Valid statistics: Average, Sum

ExecutionStopped

The number of pipeline executions that stopped.

Units: Count

Valid statistics: Average, Sum

ExecutionDuration

The duration in milliseconds that the pipeline execution ran.

Units: Milliseconds

Valid statistics: Average, Sum, Min, Max, Sample Count

Dimensions for Execution Metrics by Pipeline

Dimension Description
PipelineName

Filters pipeline execution metrics for a specified pipeline.

Pipelines Step Metrics

The AWS/Sagemaker/ModelBuildingPipeline namespace includes the following metrics for pipeline steps.

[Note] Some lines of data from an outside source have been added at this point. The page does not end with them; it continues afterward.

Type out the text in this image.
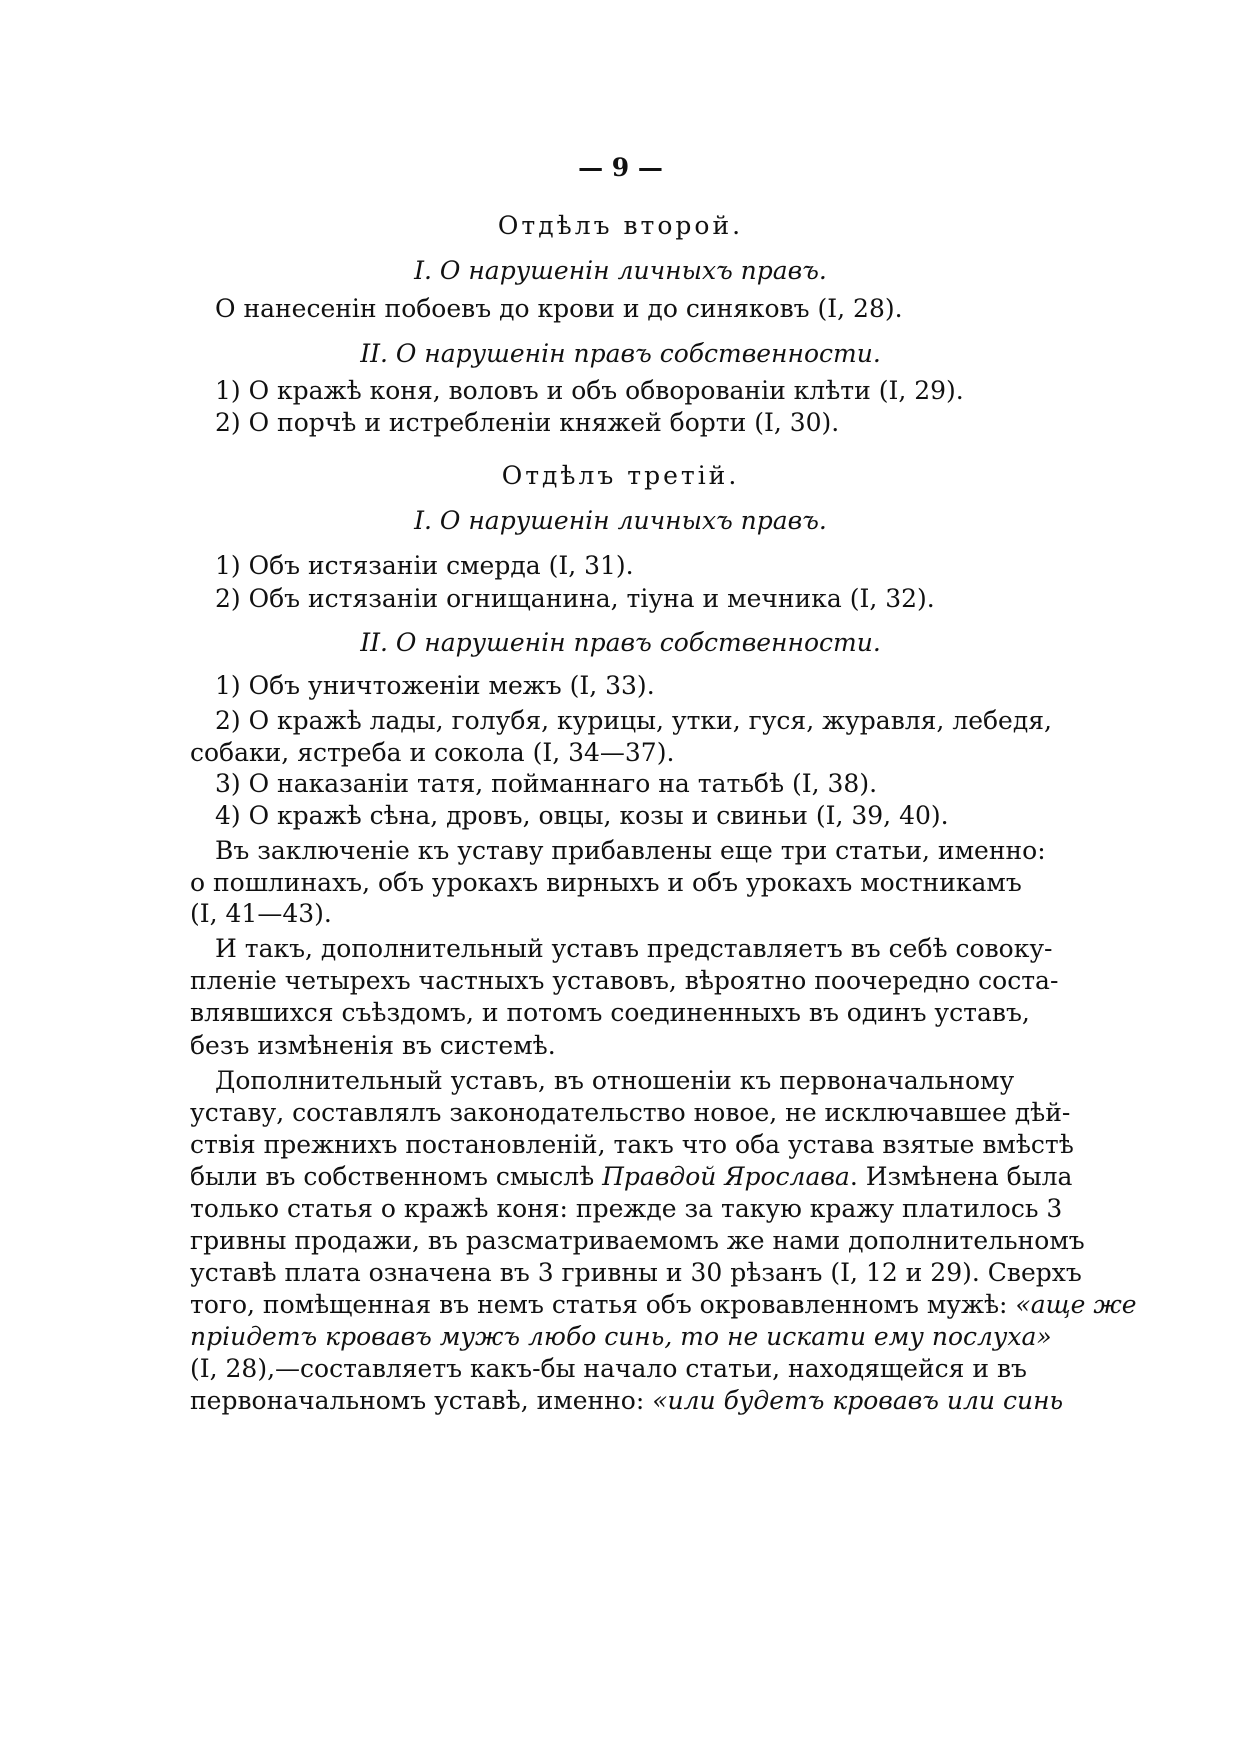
— 9 —
Отдѣлъ второй.
I. О нарушенін личныхъ правъ.
О нанесенін побоевъ до крови и до синяковъ (I, 28).
II. О нарушенін правъ собственности.
1) О кражѣ коня, воловъ и объ обворованіи клѣти (I, 29).
2) О порчѣ и истребленіи княжей борти (I, 30).
Отдѣлъ третій.
I. О нарушенін личныхъ правъ.
1) Объ истязаніи смерда (I, 31).
2) Объ истязаніи огнищанина, тіуна и мечника (I, 32).
II. О нарушенін правъ собственности.
1) Объ уничтоженіи межъ (I, 33).
2) О кражѣ лады, голубя, курицы, утки, гуся, журавля, лебедя,
собаки, ястреба и сокола (I, 34—37).
3) О наказаніи татя, пойманнаго на татьбѣ (I, 38).
4) О кражѣ сѣна, дровъ, овцы, козы и свиньи (I, 39, 40).
Въ заключеніе къ уставу прибавлены еще три статьи, именно:
о пошлинахъ, объ урокахъ вирныхъ и объ урокахъ мостникамъ
(I, 41—43).
И такъ, дополнительный уставъ представляетъ въ себѣ совоку-
пленіе четырехъ частныхъ уставовъ, вѣроятно поочередно соста-
влявшихся съѣздомъ, и потомъ соединенныхъ въ одинъ уставъ,
безъ измѣненія въ системѣ.
Дополнительный уставъ, въ отношеніи къ первоначальному
уставу, составлялъ законодательство новое, не исключавшее дѣй-
ствія прежнихъ постановленій, такъ что оба устава взятые вмѣстѣ
были въ собственномъ смыслѣ Правдой Ярослава. Измѣнена была
только статья о кражѣ коня: прежде за такую кражу платилось 3
гривны продажи, въ разсматриваемомъ же нами дополнительномъ
уставѣ плата означена въ 3 гривны и 30 рѣзанъ (I, 12 и 29). Сверхъ
того, помѣщенная въ немъ статья объ окровавленномъ мужѣ: «аще же
пріидетъ кровавъ мужъ любо синь, то не искати ему послуха»
(I, 28),—составляетъ какъ-бы начало статьи, находящейся и въ
первоначальномъ уставѣ, именно: «или будетъ кровавъ или синь
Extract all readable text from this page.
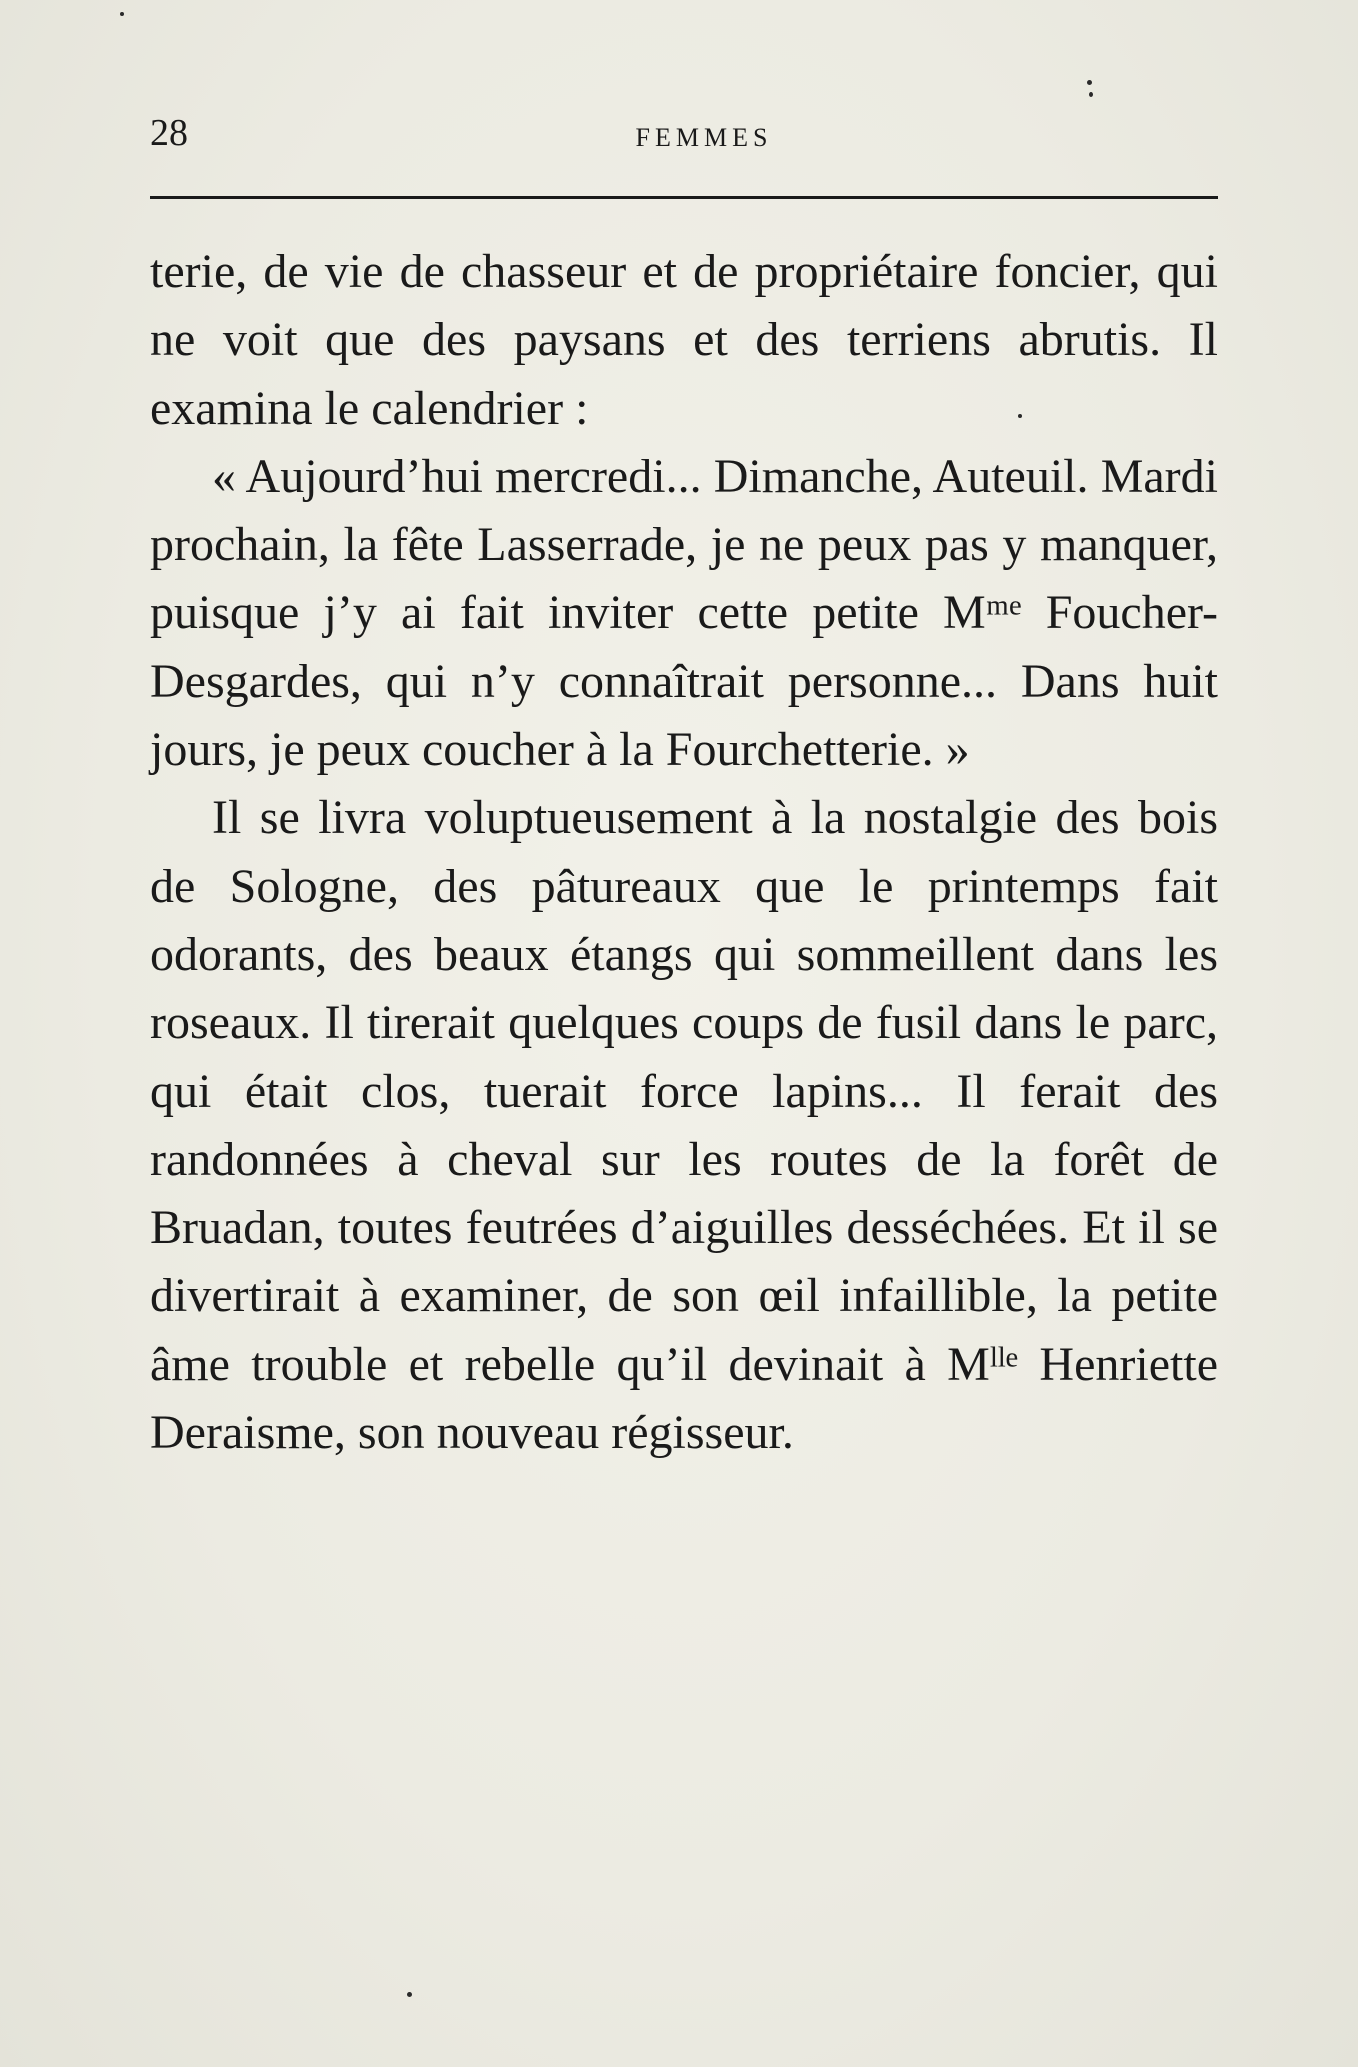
28	FEMMES

terie, de vie de chasseur et de propriétaire foncier, qui ne voit que des paysans et des terriens abrutis. Il examina le calendrier :

« Aujourd’hui mercredi... Dimanche, Auteuil. Mardi prochain, la fête Lasserrade, je ne peux pas y manquer, puisque j’y ai fait inviter cette petite Mᵐᵉ Foucher-Desgardes, qui n’y connaîtrait personne... Dans huit jours, je peux coucher à la Fourchetterie. »

Il se livra voluptueusement à la nostalgie des bois de Sologne, des pâtureaux que le printemps fait odorants, des beaux étangs qui sommeillent dans les roseaux. Il tirerait quelques coups de fusil dans le parc, qui était clos, tuerait force lapins... Il ferait des randonnées à cheval sur les routes de la forêt de Bruadan, toutes feutrées d’aiguilles desséchées. Et il se divertirait à examiner, de son œil infaillible, la petite âme trouble et rebelle qu’il devinait à Mˡˡᵉ Henriette Deraisme, son nouveau régisseur.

Metrics are available at a 1-minute frequency.

Metric Description
StepStarted

The number of steps that started.

Units: Count

Valid statistics: Average, Sum

StepFailed

The number of steps that failed.

Units: Count

Valid statistics: Average, Sum

StepSucceeded

The number of steps that succeeded.

Units: Count

Valid statistics: Average, Sum

StepStopped

The number of steps that stopped.

Units: Count

Valid statistics: Average, Sum

StepDuration

The duration in milliseconds that the step ran.

Units: Milliseconds

Valid statistics: Average, Sum, Min, Max, Sample Count

Dimensions for Pipelines Step Metrics

Dimension Description
PipelineName, StepName

Filters step metrics for a specified pipeline and step.